En sport, il y a une donnée fondamentale à laquelle sont confrontés l’ensemble des composantes d’une équipe: la gestion de la pression du résultat. En football, cette pression est encore plus forte et plus importante car elle est multiforme et possède une histoire.
Multiforme lorsqu’elle concerne le public qui exerce puissamment la pression sur l’équipe adverse, démultipliant la force de l’équipe qui reçoit tout en déstabilisant les visiteurs qui en viennent à perdre leurs moyens. Elle peut parfois s’exercer également sur l’équipe locale devant un public ultra exigeant. Elle concerne aussi le statut. Celui de favori pèse sur les épaules jusqu’à quelques fois faire déjouer des sportifs de talents.
Le poids du match, qui peut être sportif. On ne joue pas une finale de Ligue des Champions ou de Coupe du Monde comme un match amical, à connotation régionale, l’exemple des derbies et des «clasicos» ou politique, un match Iran-USA par exemple aura toujours une saveur particulière.
Parlons du poids de l’histoire désormais. Le football est l’un des rares sports, collectifs ou individuels, où l’équipe supposée plus faible peut battre une équipe plus puissante. Les exemples sont nombreux que ce soit dans les matchs de Coupe, toutes fédérations et confédérations confondues, ou en championnat lorsqu’une équipe du bas de tableau remporte une victoire face à une équipe leader. C’est un peu plus fréquent en football grâce essentiellement à une règle qui favorise l’intelligence collective, la règle du hors-jeu. Bien appliquée elle éloigne souvent le danger adverse par la multiplication des pièges qu’elle permet.
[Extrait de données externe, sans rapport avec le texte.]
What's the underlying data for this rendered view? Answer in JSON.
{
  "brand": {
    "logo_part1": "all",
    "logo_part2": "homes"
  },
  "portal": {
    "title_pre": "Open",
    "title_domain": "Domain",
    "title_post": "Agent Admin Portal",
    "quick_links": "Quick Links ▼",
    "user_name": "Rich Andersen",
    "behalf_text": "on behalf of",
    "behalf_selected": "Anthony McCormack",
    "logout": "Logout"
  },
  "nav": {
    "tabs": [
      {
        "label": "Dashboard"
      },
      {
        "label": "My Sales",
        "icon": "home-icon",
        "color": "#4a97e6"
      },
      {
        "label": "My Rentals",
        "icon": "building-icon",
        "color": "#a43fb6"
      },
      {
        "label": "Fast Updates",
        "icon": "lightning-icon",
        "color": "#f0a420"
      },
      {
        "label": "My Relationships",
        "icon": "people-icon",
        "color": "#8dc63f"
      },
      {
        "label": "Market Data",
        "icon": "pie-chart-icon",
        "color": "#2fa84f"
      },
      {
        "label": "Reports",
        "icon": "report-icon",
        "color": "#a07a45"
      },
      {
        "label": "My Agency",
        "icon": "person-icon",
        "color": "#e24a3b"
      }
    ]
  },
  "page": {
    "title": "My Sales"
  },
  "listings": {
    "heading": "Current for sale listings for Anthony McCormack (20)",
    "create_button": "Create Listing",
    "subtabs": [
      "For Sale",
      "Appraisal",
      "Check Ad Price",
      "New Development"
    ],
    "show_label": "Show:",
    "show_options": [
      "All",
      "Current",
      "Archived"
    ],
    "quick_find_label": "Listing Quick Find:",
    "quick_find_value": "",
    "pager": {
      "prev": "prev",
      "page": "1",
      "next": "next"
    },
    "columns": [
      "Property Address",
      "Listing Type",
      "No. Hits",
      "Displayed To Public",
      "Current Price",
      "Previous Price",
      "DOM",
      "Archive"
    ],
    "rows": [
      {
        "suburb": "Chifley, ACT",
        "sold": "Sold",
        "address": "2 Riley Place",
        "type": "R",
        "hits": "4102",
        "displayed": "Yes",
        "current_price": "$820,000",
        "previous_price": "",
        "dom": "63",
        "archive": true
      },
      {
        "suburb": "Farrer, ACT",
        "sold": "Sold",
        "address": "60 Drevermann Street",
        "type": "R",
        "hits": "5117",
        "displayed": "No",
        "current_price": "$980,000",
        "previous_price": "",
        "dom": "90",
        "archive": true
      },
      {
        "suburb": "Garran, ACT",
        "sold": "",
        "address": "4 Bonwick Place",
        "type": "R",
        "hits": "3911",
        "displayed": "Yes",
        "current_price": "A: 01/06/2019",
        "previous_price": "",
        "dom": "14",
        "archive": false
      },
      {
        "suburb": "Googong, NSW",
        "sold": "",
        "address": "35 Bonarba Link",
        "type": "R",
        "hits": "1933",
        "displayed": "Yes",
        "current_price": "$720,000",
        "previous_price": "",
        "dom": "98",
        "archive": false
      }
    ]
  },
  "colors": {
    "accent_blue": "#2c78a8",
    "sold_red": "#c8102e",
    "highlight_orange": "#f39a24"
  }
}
Cette pression l’équipe nationale marocaine, fière de son brillant parcours en Coupe du Monde, en découvre les méfaits. Le match amical face à la Côte d’Ivoire à Abidjan en est un parfait exemple. Le moins que l’on puisse dire, le onze national a déçu et sur plusieurs plans: fluidité du jeu, l’adresse, que de passes données à l’adversaire, sur le plan de la justesse technique, tactique, sur l’engagement, la condition physique…
La déception des supporters est grande, d’autant plus que ce n’est pas la première fois que l’équipe de Regragui souffre depuis décembre dernier. Après de très belles retrouvailles avec le public à Tanger en mars face au Brésil, les Lions ont déçu contre le Pérou, une équipe supposée plus faible que le Maroc, et face à l’Afrique du Sud en éliminatoires de la prochaine Coupe d’Afrique des Nations. Faut-il pour autant s’en inquiéter?
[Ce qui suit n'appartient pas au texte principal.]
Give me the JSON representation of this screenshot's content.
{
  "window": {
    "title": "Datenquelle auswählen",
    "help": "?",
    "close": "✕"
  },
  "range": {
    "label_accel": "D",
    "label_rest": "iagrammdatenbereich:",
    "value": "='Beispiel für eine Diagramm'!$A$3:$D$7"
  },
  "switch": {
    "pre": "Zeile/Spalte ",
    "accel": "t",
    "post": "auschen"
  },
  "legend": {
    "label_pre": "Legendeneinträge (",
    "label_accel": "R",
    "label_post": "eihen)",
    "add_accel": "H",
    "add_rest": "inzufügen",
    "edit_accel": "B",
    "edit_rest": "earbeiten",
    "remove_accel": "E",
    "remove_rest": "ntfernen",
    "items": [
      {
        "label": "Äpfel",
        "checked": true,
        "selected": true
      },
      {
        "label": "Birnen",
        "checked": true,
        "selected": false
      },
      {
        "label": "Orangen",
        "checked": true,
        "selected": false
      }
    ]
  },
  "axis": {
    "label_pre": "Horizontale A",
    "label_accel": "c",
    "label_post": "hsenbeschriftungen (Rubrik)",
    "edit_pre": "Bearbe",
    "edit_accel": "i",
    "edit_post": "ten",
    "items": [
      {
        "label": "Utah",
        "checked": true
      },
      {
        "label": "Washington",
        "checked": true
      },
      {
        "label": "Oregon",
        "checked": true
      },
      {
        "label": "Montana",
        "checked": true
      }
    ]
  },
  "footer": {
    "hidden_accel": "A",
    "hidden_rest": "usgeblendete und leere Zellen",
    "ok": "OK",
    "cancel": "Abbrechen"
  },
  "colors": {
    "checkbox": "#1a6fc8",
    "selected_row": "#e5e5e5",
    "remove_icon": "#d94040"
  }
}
Oui, parce que cela va renforcer la détermination de nos futurs adversaires qui vont s’inspirer des tactiques qui nous ont fait mal pour les reproduire à l’identique. Non, parce qu’en réalité nous pouvons faire confiance aux nôtres. On n'atteint pas une demi-finale de Coupe du Monde par hasard. On peut même penser que les mauvais résultats peuvent avoir un effet salutaire sur le moral avec une prise de conscience des faiblesses et des efforts à réaliser pour les enrayer. D’ailleurs le nul obtenu à Abidjan est-il un mauvais résultat? C’est une bonne question à se poser. Si l’on tient compte du scénario du match et de la capacité de l’équipe de ne pas en sortir, il y a du bon.
L’urgence, pour reprendre le trend des bons résultats, est de retrouver les bons ingrédients du succès. Des ingrédients adaptés à la compétition que l’on s’apprête à vivre, aux équipes à affronter et à l’environnement des matchs.
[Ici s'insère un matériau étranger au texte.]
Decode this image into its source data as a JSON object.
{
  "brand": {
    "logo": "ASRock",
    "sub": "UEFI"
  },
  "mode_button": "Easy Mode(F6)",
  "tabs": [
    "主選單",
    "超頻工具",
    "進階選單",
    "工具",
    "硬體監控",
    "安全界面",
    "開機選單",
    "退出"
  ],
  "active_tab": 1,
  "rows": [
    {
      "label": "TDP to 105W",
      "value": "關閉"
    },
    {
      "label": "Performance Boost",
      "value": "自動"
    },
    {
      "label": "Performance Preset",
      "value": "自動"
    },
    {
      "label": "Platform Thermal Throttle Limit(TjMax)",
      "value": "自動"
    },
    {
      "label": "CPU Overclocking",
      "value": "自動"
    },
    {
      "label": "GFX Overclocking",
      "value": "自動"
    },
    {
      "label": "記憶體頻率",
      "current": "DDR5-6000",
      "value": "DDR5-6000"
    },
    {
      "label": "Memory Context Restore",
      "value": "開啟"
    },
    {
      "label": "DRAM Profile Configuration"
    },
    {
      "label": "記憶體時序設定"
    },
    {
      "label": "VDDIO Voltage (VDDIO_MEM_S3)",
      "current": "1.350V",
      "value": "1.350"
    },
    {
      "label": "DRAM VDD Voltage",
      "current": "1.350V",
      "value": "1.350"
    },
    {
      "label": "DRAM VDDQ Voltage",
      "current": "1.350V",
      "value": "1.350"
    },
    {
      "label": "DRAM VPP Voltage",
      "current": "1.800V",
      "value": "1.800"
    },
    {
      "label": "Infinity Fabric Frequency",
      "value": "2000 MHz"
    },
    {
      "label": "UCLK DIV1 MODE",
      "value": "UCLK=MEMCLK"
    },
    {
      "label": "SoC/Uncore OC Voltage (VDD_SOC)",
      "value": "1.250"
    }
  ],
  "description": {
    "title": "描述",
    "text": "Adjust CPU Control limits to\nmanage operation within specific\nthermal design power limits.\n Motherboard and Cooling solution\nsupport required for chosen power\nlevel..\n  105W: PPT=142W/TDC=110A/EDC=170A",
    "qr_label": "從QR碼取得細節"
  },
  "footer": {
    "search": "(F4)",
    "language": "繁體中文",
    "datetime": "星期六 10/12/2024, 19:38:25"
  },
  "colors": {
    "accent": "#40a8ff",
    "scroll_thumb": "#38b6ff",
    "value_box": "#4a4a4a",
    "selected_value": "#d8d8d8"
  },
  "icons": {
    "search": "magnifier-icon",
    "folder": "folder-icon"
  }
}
Sur ce registre la compétition vient de commencer. M. Derradji, bras armé de la communication officielle d’un pays rival vient de décréter que «le seul favori de la prochaine CAN est le Maroc». La réponse n’a pas tardé à venir, M. Regragui en grand spécialiste du haut niveau a habilement rétorqué: «les favoris sont le Sénégal, l’Algérie et l’Egypte, tous récents vainqueurs du trophée». Avant d’ajouter: «les nations qui n’ont pas vécu le dernier Mondial me font plus peur que les autres». La guerre psychologique précède toujours celle du terrain.
Sur le plan sportif, cette compétition sera l’une des plus importantes de l’histoire. Les équipes en présence sont très fortes et leurs poids sur la scène du football international se renforce. Les équipes africaines présentes au Qatar ont toutes à leurs actifs des résultats probants et pouvaient prétendre à un meilleur parcours. D’autres, non qualifiées ont montré, post Coupe du Monde, leurs forces et leurs montées en puissance.
Le Maroc a des atouts, sur le papier. Son onze de départ est le meilleur en Afrique, son classement FIFA est là pour le confirmer. C’est de bon augure, mais pas suffisant. Le statut de favori ne signifie pas grand-chose, on le sait. Le Maroc ne l’était pas pour son groupe du Mondial dernier. Qui pouvait penser qu’il allait devancer la Croatie finaliste du mondial 2018 et la Belgique demi-finaliste? C’est une leçon qu’il faudra retenir.
En football, le succès est une denrée périssable surtout lorsqu’on oublie d’y mettre les conservateurs que sont la modestie, la volonté, l’envie et le travail individuel au service de l’autre.